C/C++ compiling example
[_LNlogin]$ mpifccpx -o heatdis_mem -Kfast,parallel,optmsg=2 heatdis_mem.c -I/vol0004/apps/oss/veloc -L/vol0004/apps/oss/veloc/lib64 -lveloc-client -lveloc-modules -ler -laxl -lkvtree -lshuffile -lredset -lrankstr
Fortran compiling example
[_LNlogin]$ mpifrtpx -o fheatdis -Kfast,parallel,optmsg=2 fheatdis.f90 -I/vol0004/apps/oss/veloc/include -L/vol0004/apps/oss/veloc/lib64 -lveloc-client -lveloc-modules -ler -laxl -lkvtree -lshuffile -lredset -lrankstr -lvelocf
4. How to execute¶
This indicates the program execution example of using VeloC.

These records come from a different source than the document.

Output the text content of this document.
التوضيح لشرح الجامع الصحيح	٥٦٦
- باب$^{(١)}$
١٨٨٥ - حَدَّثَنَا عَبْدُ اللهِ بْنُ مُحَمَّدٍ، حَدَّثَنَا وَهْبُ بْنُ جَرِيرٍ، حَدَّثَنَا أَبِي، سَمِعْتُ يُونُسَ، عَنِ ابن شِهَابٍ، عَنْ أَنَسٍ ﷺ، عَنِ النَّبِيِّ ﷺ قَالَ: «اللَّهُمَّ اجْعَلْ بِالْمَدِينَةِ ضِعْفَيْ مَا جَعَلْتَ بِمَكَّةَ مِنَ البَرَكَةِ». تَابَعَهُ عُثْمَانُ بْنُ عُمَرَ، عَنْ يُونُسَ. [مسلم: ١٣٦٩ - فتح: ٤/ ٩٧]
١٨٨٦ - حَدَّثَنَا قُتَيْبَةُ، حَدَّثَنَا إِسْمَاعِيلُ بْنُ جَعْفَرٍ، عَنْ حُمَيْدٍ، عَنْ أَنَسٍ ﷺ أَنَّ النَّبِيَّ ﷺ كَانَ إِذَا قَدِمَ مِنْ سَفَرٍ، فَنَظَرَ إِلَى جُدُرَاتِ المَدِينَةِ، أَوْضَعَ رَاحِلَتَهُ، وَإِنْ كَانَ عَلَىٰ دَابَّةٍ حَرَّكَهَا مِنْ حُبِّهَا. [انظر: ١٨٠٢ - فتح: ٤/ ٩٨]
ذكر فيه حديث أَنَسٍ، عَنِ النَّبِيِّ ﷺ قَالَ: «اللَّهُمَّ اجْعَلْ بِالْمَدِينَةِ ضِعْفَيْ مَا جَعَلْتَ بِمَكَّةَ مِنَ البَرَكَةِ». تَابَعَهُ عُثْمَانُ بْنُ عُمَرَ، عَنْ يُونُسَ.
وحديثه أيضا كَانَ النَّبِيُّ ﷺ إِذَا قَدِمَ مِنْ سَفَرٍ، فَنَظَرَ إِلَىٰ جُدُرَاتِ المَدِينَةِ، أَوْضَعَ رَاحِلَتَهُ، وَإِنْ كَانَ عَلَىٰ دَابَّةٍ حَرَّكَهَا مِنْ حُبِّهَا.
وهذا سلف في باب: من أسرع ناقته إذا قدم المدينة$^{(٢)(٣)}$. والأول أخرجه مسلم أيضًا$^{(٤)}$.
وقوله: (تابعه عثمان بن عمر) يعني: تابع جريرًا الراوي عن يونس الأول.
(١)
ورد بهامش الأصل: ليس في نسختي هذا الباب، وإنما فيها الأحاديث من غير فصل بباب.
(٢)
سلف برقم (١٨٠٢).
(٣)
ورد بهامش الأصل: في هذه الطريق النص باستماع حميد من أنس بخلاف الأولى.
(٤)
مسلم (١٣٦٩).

[Preparation (C/C++, Fortran)]
Describe the configuration file for VeloC. The configuration file, heatdis.cfg in C/C++, or fheatdis.cfg in Fortran, is specified in the sample source code, but the file name can be set freely.
scratch = tmp/scratch
persistent = tmp/persistent
meta = tmp/meta
max_versions = 2
scratch_versions = 1
mode = async
chksum = true
These settings are as follows:
scratch = <path> (node-local path where VELOC can save temporary checkpoints that live for the duration of the reservation)
persistent = <path> (persistent path where VELOC can save durable checkpoints that live indefinitely)

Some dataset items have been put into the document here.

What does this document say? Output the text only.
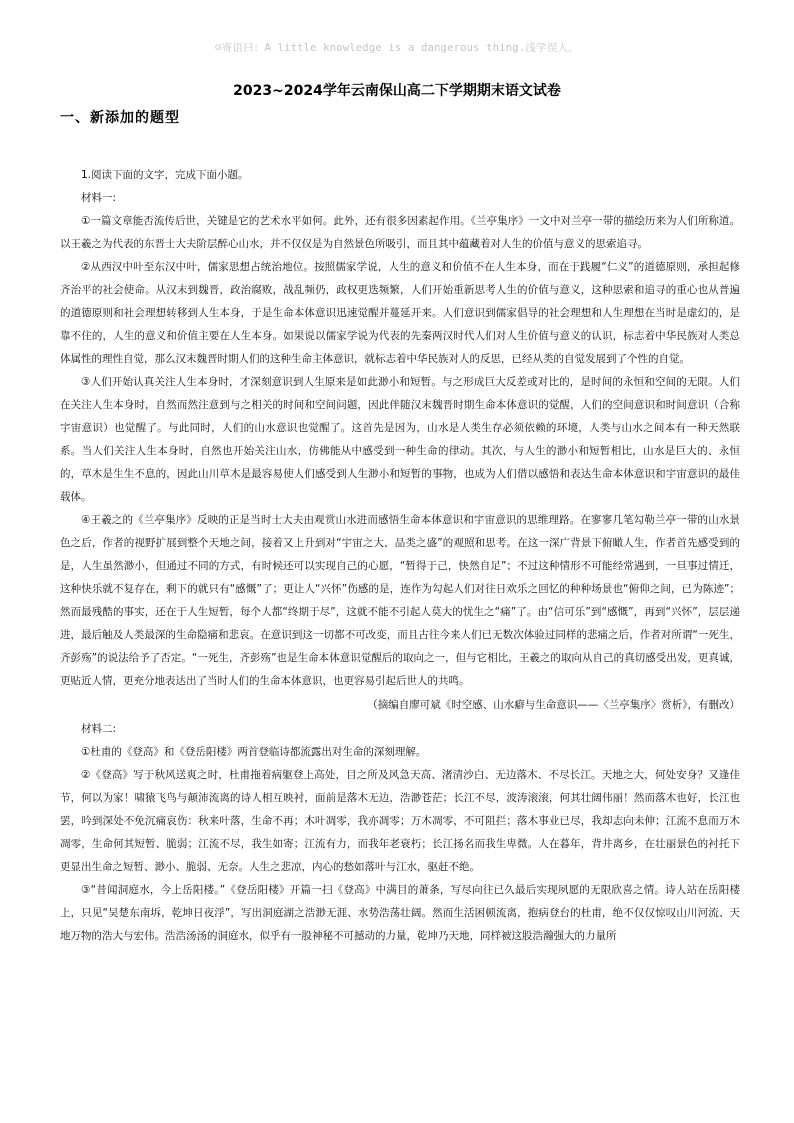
☺寄语曰：A little knowledge is a dangerous thing.浅学误人。
2023~2024学年云南保山高二下学期期末语文试卷
一、新添加的题型

1.阅读下面的文字，完成下面小题。

材料一:

①一篇文章能否流传后世，关键是它的艺术水平如何。此外，还有很多因素起作用。《兰亭集序》一文中对兰亭一带的描绘历来为人们所称道。以王羲之为代表的东晋士大夫阶层醉心山水，并不仅仅是为自然景色所吸引，而且其中蕴藏着对人生的价值与意义的思索追寻。

②从西汉中叶至东汉中叶，儒家思想占统治地位。按照儒家学说，人生的意义和价值不在人生本身，而在于践履“仁义”的道德原则，承担起修齐治平的社会使命。从汉末到魏晋，政治腐败，战乱频仍，政权更迭频繁，人们开始重新思考人生的价值与意义，这种思索和追寻的重心也从普遍的道德原则和社会理想转移到人生本身，于是生命本体意识迅速觉醒并蔓延开来。人们意识到儒家倡导的社会理想和人生理想在当时是虚幻的，是靠不住的，人生的意义和价值主要在人生本身。如果说以儒家学说为代表的先秦两汉时代人们对人生价值与意义的认识，标志着中华民族对人类总体属性的理性自觉，那么汉末魏晋时期人们的这种生命主体意识，就标志着中华民族对人的反思，已经从类的自觉发展到了个性的自觉。

③人们开始认真关注人生本身时，才深刻意识到人生原来是如此渺小和短暂。与之形成巨大反差或对比的，是时间的永恒和空间的无限。人们在关注人生本身时，自然而然注意到与之相关的时间和空间问题，因此伴随汉末魏晋时期生命本体意识的觉醒，人们的空间意识和时间意识（合称宇宙意识）也觉醒了。与此同时，人们的山水意识也觉醒了。这首先是因为，山水是人类生存必须依赖的环境，人类与山水之间本有一种天然联系。当人们关注人生本身时，自然也开始关注山水，仿佛能从中感受到一种生命的律动。其次，与人生的渺小和短暂相比，山水是巨大的、永恒的，草木是生生不息的，因此山川草木是最容易使人们感受到人生渺小和短暂的事物，也成为人们借以感悟和表达生命本体意识和宇宙意识的最佳载体。

④王羲之的《兰亭集序》反映的正是当时士大夫由观赏山水进而感悟生命本体意识和宇宙意识的思维理路。在寥寥几笔勾勒兰亭一带的山水景色之后，作者的视野扩展到整个天地之间，接着又上升到对“宇宙之大，品类之盛”的观照和思考。在这一深广背景下俯瞰人生，作者首先感受到的是，人生虽然渺小，但通过不同的方式，有时候还可以实现自己的心愿，“暂得于己，快然自足”；不过这种情形不可能经常遇到，一旦事过情迁，这种快乐就不复存在，剩下的就只有“感慨”了；更让人“兴怀”伤感的是，连作为勾起人们对往日欢乐之回忆的种种场景也“俯仰之间，已为陈迹”；然而最残酷的事实，还在于人生短暂，每个人都“终期于尽”，这就不能不引起人莫大的忧生之“痛”了。由“信可乐”到“感慨”，再到“兴怀”，层层递进，最后触及人类最深的生命隐痛和悲哀。在意识到这一切都不可改变，而且古往今来人们已无数次体验过同样的悲痛之后，作者对所谓“一死生，齐彭殇”的说法给予了否定。“一死生，齐彭殇”也是生命本体意识觉醒后的取向之一，但与它相比，王羲之的取向从自己的真切感受出发，更真诚，更贴近人情，更充分地表达出了当时人们的生命本体意识，也更容易引起后世人的共鸣。

（摘编自廖可斌《时空感、山水癖与生命意识——〈兰亭集序〉赏析》，有删改）

材料二:

①杜甫的《登高》和《登岳阳楼》两首登临诗都流露出对生命的深刻理解。

②《登高》写于秋风送爽之时，杜甫拖着病躯登上高处，目之所及风急天高、渚清沙白、无边落木、不尽长江。天地之大，何处安身？又逢佳节，何以为家！啸猿飞鸟与颠沛流离的诗人相互映衬，面前是落木无边，浩渺苍茫；长江不尽，波涛滚滚，何其壮阔伟丽！然而落木也好，长江也罢，吟到深处不免沉痛哀伤：秋来叶落，生命不再；木叶凋零，我亦凋零；万木凋零，不可阻拦；落木事业已尽，我却志向未伸；江流不息而万木凋零，生命何其短暂、脆弱；江流不尽，我生如寄；江流有力，而我年老衰朽；长江扬名而我生卑微。人在暮年，背井离乡，在壮丽景色的衬托下更显出生命之短暂、渺小、脆弱、无奈。人生之悲凉，内心的愁如落叶与江水，驱赶不绝。

③“昔闻洞庭水，今上岳阳楼。”《登岳阳楼》开篇一扫《登高》中满目的萧条，写尽向往已久最后实现夙愿的无限欣喜之情。诗人站在岳阳楼上，只见“吴楚东南坼，乾坤日夜浮”，写出洞庭湖之浩渺无涯、水势浩荡壮阔。然而生活困顿流离，抱病登台的杜甫，绝不仅仅惊叹山川河流、天地万物的浩大与宏伟。浩浩汤汤的洞庭水，似乎有一股神秘不可撼动的力量，乾坤乃天地，同样被这股浩瀚强大的力量所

meta = <path> (persistent path where VELOC will save checksumming information)
max_versions = <int> (number of previous checkpoints to keep on persistent, default: 0 - keep all)
scratch_versions = <int> (number of previous checkpoints to keep on scratch, default: 0 - keep all)
mode = async (configurable mode of operation)
chksum = <boolean> (activates checksum calculation and verification for checkpoints, default: false)
For other settings, refer to the User Guide on the official website.
Before executing a job, generate a directory to write data to.
[_LNlogin]$ rm -rf tmp/scratch tmp/persistent tmp/meta [_LNlogin]$ mkdir -p tmp/scratch tmp/persistent tmp/meta
Jobs are described in the following manner.
[C/C++ Execution example]
#! /bin/bash -x
#PJM -L node=1
#PJM -L elapse=00:10:00
#PJM -x PJM_LLIO_GFSCACHE=/vol0004
#PJM -g groupname
#PJM -s
#
export PARALLEL=1
export OMP_NUM_THREADS=1
BINDIR=/vol0004/apps/oss/veloc/bin
LIBDIR=/vol0004/apps/oss/veloc/lib64
export LD_LIBRARY_PATH=$LIBDIR:$LD_LIBRARY_PATH
export VELOC_BIN=$BINDIR
mpiexec ./heatdis_mem 1 heatdis.cfg
[Fortran Execution example]
#! /bin/bash -x
#PJM -L node=4
#PJM -L elapse=00:10:00
#PJM -x PJM_LLIO_GFSCACHE=/vol0004
#PJM -g groupname
#PJM -s
#
export PARALLEL=1
export OMP_NUM_THREADS=1
BINDIR=/vol0004/apps/oss/veloc/bin
LIBDIR=/vol0004/apps/oss/veloc/lib64
export LD_LIBRARY_PATH=$LIBDIR:$LD_LIBRARY_PATH
export VELOC_BIN=$BINDIR
mpiexec ./fheatdis
Attention
If the directory to write data for Checkpoint/restart is not generated, data may not be written out correctly.
Footnote
- 1
Nicolae, B., Moody, A., Gonsiorowski, E., Mohror, K. and Cappello, F. 2019. VeloC: Towards High Performance Adaptive Asynchronous Checkpointing at Large Scale. IPDPS 19: The 2019 IEEE International Parallel and Distributed Processing Symposium, pp. 911-920, Rio de Janeiro, Brazil, (2019).